Genome-wide association study of primary sclerosing cholangitis identifies new risk loci and quantifies the genetic relationship with inflammatory bowel disease.

Authors:
Sun-Gou Ji, Brian D Juran, Sören Mucha, Trine Folseraas, Luke Jostins, Espen Melum, Natsuhiko Kumasaka, Elizabeth J Atkinson, Erik M Schlicht, Jimmy Z Liu, Tejas Shah, Javier Gutierrez-Achury, Kirsten M Boberg, Annika Bergquist, Severine Vermeire, Bertus Eksteen, Peter R Durie, Martti Farkkila, Tobias Müller, Christoph Schramm, Martina Sterneck, Tobias J Weismüller, Daniel N Gotthardt, David Ellinghaus, Felix Braun, Andreas Teufel, Mattias Laudes, Wolfgang Lieb, Gunnar Jacobs, Ulrich Beuers, Rinse K Weersma, Cisca Wijmenga, Hanns-Ulrich Marschall, Piotr Milkiewicz, Albert Pares, Kimmo Kontula, Olivier Chazouillères, Pietro Invernizzi, Elizabeth Goode, Kelly Spiess, Carmel Moore, Jennifer Sambrook, Willem H Ouwehand, David J Roberts, John Danesh, Annarosa Floreani, Aliya F Gulamhusein, John E Eaton, Stefan Schreiber, Catalina Coltescu, Christopher L Bowlus, Velimir A Luketic, Joseph A Odin, Kapil B Chopra, Kris V Kowdley, Naga Chalasani, Michael P Manns, Brijesh Srivastava, George Mells, Richard N Sandford, Graeme Alexander, Daniel J Gaffney, Roger W Chapman, Gideon M Hirschfield, Mariza de Andrade, - -, Simon M Rushbrook, Andre Franke, Tom H Karlsen, Konstantinos N Lazaridis, Carl A Anderson
Year of publication:
2016
Volume:
-
Issue:
-
Issn:
1061-4036
Journal title abbreviated:
NAT GENET
Journal title long:
Nature genetics
Impact factor:
31.616
Abstract:
Primary sclerosing cholangitis (PSC) is a rare progressive disorder leading to bile duct destruction; ∼75% of patients have comorbid inflammatory bowel disease (IBD). We undertook the largest genome-wide association study of PSC (4,796 cases and 19,955 population controls) and identified four new genome-wide significant loci.
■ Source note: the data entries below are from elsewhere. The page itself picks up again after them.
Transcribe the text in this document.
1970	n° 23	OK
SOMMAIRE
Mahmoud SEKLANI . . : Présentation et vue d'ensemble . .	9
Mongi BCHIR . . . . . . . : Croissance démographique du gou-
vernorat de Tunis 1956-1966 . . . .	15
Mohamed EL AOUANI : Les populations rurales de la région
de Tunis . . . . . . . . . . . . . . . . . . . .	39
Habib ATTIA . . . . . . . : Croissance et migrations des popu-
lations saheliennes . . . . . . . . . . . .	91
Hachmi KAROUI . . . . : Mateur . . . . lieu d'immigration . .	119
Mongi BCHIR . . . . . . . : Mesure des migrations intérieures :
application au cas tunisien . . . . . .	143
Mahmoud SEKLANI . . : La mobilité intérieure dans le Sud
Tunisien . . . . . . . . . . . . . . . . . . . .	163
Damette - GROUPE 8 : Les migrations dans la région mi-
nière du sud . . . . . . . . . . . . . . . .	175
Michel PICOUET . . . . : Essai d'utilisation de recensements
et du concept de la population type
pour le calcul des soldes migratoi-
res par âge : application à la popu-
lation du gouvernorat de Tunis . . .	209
The most associated SNP at one locus affects splicing and expression of UBASH3A, with the protective allele (C) predicted to cause nonstop-mediated mRNA decay and lower expression of UBASH3A. Further analyses based on common variants suggested that the genome-wide genetic correlation (rG) between PSC and ulcerative colitis (UC) (rG = 0.29) was significantly greater than that between PSC and Crohn's disease (CD) (rG = 0.04) (P = 2.55 × 10(-15)). UC and CD were genetically more similar to each other (rG = 0.56) than either was to PSC (P < 1.0 × 10(-15)). Our study represents a substantial advance in understanding of the genetics of PSC.